In a New York Times op-ed entitled Tech Companies Are Destroying Democracy and the Free Press, the left-wing expert on monopoly power Matt Stoller described Facebook and Google as “global monopolies sitting astride public discourse,” and recounted how bipartisan policy and legal changes designed to whittle away antitrust protections have bestowed the two Big Tech giants with “a radical centralization of power over the flow of information.” And he warns that this unprecedented consolidation of control over our discourse is close to triggering “the collapse of journalism and democracy.”[4]
In the UK, antitrust policy was long judged according to what policymakers decided was in the public interest. At times this approach was comparatively permissive of mergers and acquisitions; at others it was less so. However, in the mid-1980s the UK followed the American lead in basing antitrust policy on whether changes in competition harmed consumers. Within the rest of the European union several big countries pursued policies of building up national champions, allowing chosen firms to enjoy some monopoly power at home which could be used to make them more effective competitors abroad. However, during the 1990s the European Commission became increasingly active in antitrust policy, mostly seeking to promote competition within the EU.

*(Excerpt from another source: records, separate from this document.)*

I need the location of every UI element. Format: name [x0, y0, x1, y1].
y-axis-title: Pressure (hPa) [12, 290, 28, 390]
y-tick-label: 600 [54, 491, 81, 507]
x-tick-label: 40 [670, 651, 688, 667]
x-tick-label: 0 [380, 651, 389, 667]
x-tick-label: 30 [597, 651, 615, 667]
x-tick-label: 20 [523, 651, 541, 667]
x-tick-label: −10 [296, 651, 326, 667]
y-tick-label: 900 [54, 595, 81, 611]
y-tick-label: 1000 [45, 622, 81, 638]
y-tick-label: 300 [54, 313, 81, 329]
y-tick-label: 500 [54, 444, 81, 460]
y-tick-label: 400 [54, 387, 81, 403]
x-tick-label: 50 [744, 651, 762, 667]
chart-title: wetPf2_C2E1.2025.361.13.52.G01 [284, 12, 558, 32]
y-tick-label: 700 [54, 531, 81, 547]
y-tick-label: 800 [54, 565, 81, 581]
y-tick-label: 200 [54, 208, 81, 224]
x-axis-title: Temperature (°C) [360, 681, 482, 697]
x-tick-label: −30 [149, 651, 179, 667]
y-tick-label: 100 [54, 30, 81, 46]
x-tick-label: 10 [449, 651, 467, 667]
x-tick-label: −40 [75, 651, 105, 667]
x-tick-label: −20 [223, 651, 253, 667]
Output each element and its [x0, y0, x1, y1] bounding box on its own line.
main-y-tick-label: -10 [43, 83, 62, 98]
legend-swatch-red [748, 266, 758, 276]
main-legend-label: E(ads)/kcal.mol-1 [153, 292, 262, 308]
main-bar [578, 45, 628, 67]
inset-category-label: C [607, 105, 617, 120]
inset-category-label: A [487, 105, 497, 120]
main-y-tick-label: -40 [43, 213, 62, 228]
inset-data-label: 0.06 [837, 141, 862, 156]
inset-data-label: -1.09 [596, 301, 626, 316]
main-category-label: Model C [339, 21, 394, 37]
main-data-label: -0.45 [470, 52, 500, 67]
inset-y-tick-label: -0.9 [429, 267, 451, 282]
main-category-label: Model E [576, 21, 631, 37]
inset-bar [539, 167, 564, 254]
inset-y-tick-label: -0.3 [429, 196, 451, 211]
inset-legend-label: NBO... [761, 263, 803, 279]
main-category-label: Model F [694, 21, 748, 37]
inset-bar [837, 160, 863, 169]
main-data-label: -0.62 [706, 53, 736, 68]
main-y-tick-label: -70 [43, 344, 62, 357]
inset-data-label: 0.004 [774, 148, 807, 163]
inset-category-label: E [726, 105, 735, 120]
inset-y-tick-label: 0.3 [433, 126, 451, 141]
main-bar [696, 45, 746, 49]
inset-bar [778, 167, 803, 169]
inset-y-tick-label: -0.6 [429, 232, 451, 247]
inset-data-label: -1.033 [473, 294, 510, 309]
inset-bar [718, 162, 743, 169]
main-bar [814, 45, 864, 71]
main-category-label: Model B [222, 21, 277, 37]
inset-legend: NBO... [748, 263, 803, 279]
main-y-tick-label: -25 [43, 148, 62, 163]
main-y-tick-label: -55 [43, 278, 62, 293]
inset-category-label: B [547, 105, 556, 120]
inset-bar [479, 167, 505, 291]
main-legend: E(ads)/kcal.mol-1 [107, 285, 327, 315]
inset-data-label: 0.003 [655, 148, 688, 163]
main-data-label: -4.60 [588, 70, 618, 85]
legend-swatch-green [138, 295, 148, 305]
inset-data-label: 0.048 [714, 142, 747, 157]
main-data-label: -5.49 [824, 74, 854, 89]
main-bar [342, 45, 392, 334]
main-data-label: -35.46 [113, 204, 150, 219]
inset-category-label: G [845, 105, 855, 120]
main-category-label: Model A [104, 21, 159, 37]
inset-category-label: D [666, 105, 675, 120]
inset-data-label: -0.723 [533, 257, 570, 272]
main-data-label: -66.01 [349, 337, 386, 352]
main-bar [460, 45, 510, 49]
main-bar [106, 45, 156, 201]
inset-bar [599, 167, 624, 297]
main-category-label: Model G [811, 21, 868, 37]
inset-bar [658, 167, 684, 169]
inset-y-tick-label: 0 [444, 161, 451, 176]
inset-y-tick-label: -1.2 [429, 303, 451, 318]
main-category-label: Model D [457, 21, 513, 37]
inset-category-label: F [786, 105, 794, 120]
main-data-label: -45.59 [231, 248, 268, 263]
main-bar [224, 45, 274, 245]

In 2000, the EU controversially blocked a merger between two American firms, GE and Honeywell; the deal had already been approved by America's antitrust regulators. The controversy highlighted an important issue. As globalization increases, the relevant market for judging whether market power exists or is being abused will increasingly cover far more territory than any one single economy. Indeed, there may be a need to establish a global antitrust watchdog, perhaps under the auspices of the World Trade Organization.